In every case, patients retain sensation of feeling in the affected hand or arm, but lose any sense of control over the renegade limb. “They may struggle to stop the movements,” Inzelberg told Reuters Health, “restrain the limb, punish it, talk to it, personify or refer to it as a third person. The may even say that an evil spirit exists in the hand. In a sense the hand is the ‘Other.”’

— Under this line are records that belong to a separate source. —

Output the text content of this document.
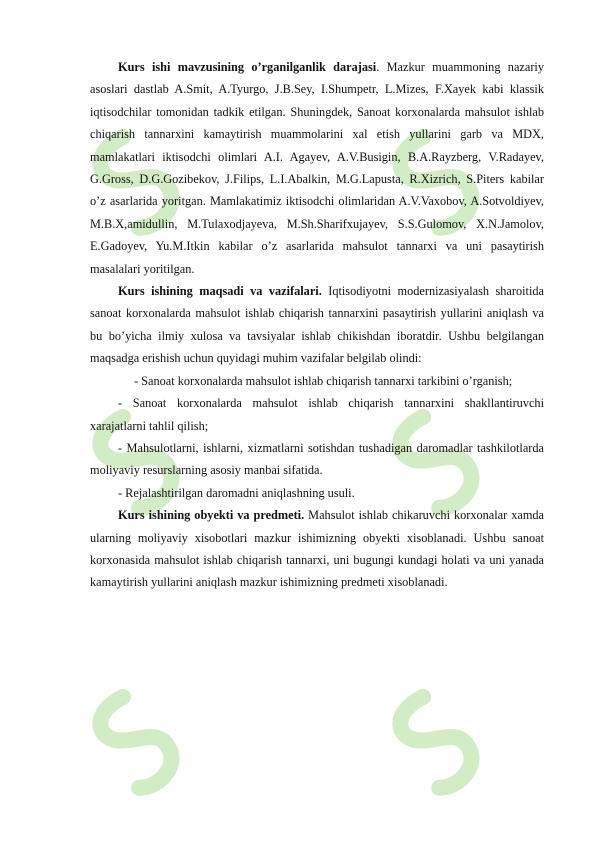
Kurs ishi mavzusining o’rganilganlik darajasi. Mazkur muammoning nazariy asoslari dastlab A.Smit, A.Tyurgo, J.B.Sey, I.Shumpetr, L.Mizes, F.Xayek kabi klassik iqtisodchilar tomonidan tadkik etilgan. Shuningdek, Sanoat korxonalarda mahsulot ishlab chiqarish tannarxini kamaytirish muammolarini xal etish yullarini garb va MDX, mamlakatlari iktisodchi olimlari A.I. Agayev, A.V.Busigin, B.A.Rayzberg, V.Radayev, G.Gross, D.G.Gozibekov, J.Filips, L.I.Abalkin, M.G.Lapusta, R.Xizrich, S.Piters kabilar o’z asarlarida yoritgan. Mamlakatimiz iktisodchi olimlaridan A.V.Vaxobov, A.Sotvoldiyev, M.B.X,amidullin, M.Tulaxodjayeva, M.Sh.Sharifxujayev, S.S.Gulomov, X.N.Jamolov, E.Gadoyev, Yu.M.Itkin kabilar o’z asarlarida mahsulot tannarxi va uni pasaytirish masalalari yoritilgan.

Kurs ishining maqsadi va vazifalari. Iqtisodiyotni modernizasiyalash sharoitida sanoat korxonalarda mahsulot ishlab chiqarish tannarxini pasaytirish yullarini aniqlash va bu bo’yicha ilmiy xulosa va tavsiyalar ishlab chikishdan iboratdir. Ushbu belgilangan maqsadga erishish uchun quyidagi muhim vazifalar belgilab olindi:

- Sanoat korxonalarda mahsulot ishlab chiqarish tannarxi tarkibini o’rganish;

- Sanoat korxonalarda mahsulot ishlab chiqarish tannarxini shakllantiruvchi xarajatlarni tahlil qilish;

- Mahsulotlarni, ishlarni, xizmatlarni sotishdan tushadigan daromadlar tashkilotlarda moliyaviy resurslarning asosiy manbai sifatida.

- Rejalashtirilgan daromadni aniqlashning usuli.

Kurs ishining obyekti va predmeti. Mahsulot ishlab chikaruvchi korxonalar xamda ularning moliyaviy xisobotlari mazkur ishimizning obyekti xisoblanadi. Ushbu sanoat korxonasida mahsulot ishlab chiqarish tannarxi, uni bugungi kundagi holati va uni yanada kamaytirish yullarini aniqlash mazkur ishimizning predmeti xisoblanadi.
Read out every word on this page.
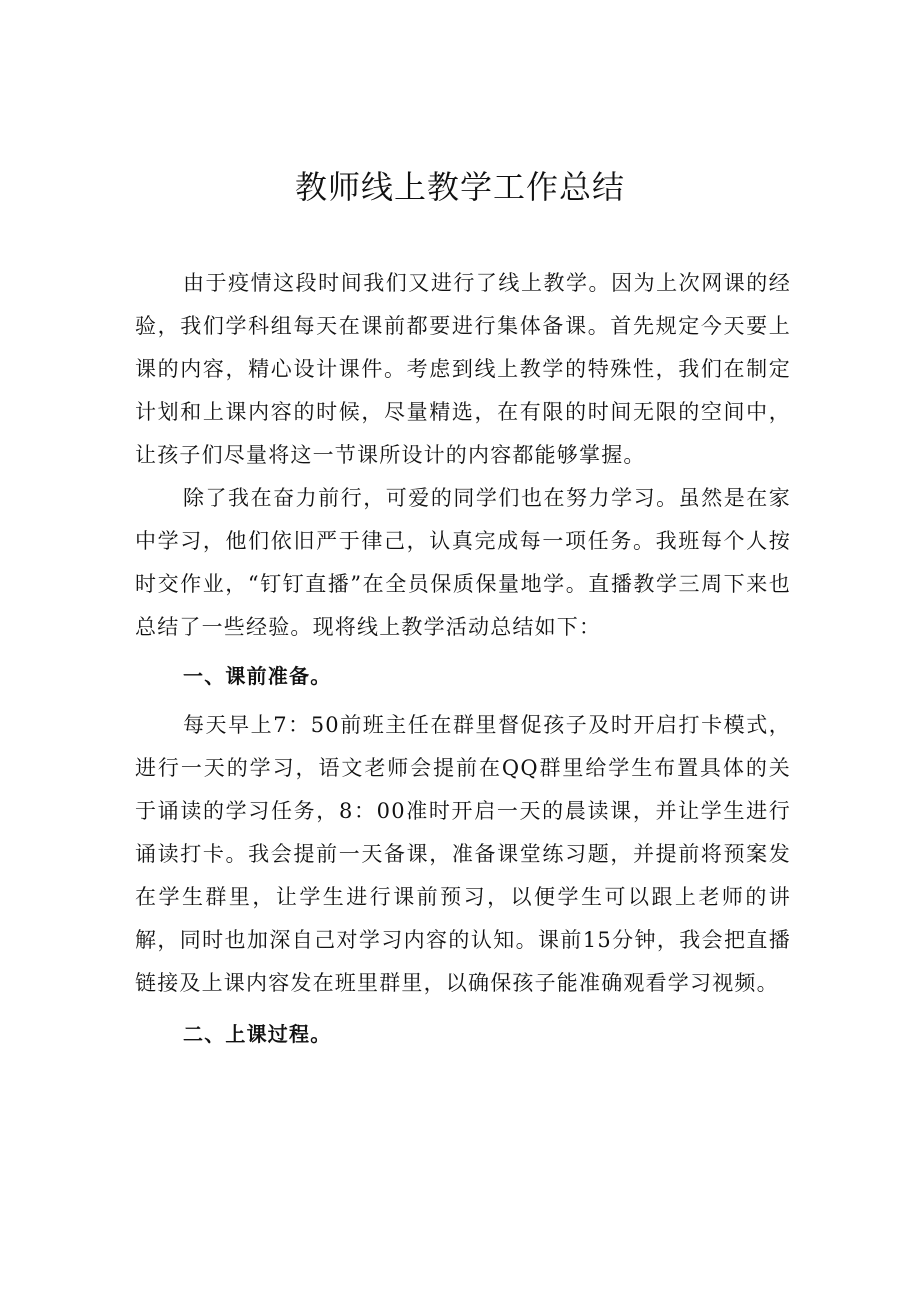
教师线上教学工作总结

由于疫情这段时间我们又进行了线上教学。因为上次网课的经验，我们学科组每天在课前都要进行集体备课。首先规定今天要上课的内容，精心设计课件。考虑到线上教学的特殊性，我们在制定计划和上课内容的时候，尽量精选，在有限的时间无限的空间中，让孩子们尽量将这一节课所设计的内容都能够掌握。

除了我在奋力前行，可爱的同学们也在努力学习。虽然是在家中学习，他们依旧严于律己，认真完成每一项任务。我班每个人按时交作业，“钉钉直播”在全员保质保量地学。直播教学三周下来也总结了一些经验。现将线上教学活动总结如下：

一、课前准备。

每天早上7：50前班主任在群里督促孩子及时开启打卡模式，进行一天的学习，语文老师会提前在QQ群里给学生布置具体的关于诵读的学习任务，8：00准时开启一天的晨读课，并让学生进行诵读打卡。我会提前一天备课，准备课堂练习题，并提前将预案发在学生群里，让学生进行课前预习，以便学生可以跟上老师的讲解，同时也加深自己对学习内容的认知。课前15分钟，我会把直播链接及上课内容发在班里群里，以确保孩子能准确观看学习视频。

二、上课过程。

The study authors note that one common factor between the diseases associated with the phenomenon is that all these disorders involve several parts of the brain at once, suggesting that simultaneous damage to the parts of the brain that control movement may be responsible. In essence, Inzelberg explained, there is a “disconnection between parts of the brain which are involved in motor (voluntary muscle) control.”
Unfortunately, there is currently no treatment for alien hand. According to the Israeli researcher, all patients can do to control the problem is to keep the hand “occupied” by having it hold an object.
Based on their findings, the investigators advise that Creutzfeldt-Jacob disease be added to the list of neurological disorders that prompt ‘alien hand.’ Inzelberg says future studies are planned “to understand better the mechanisms involved in this rare condition.”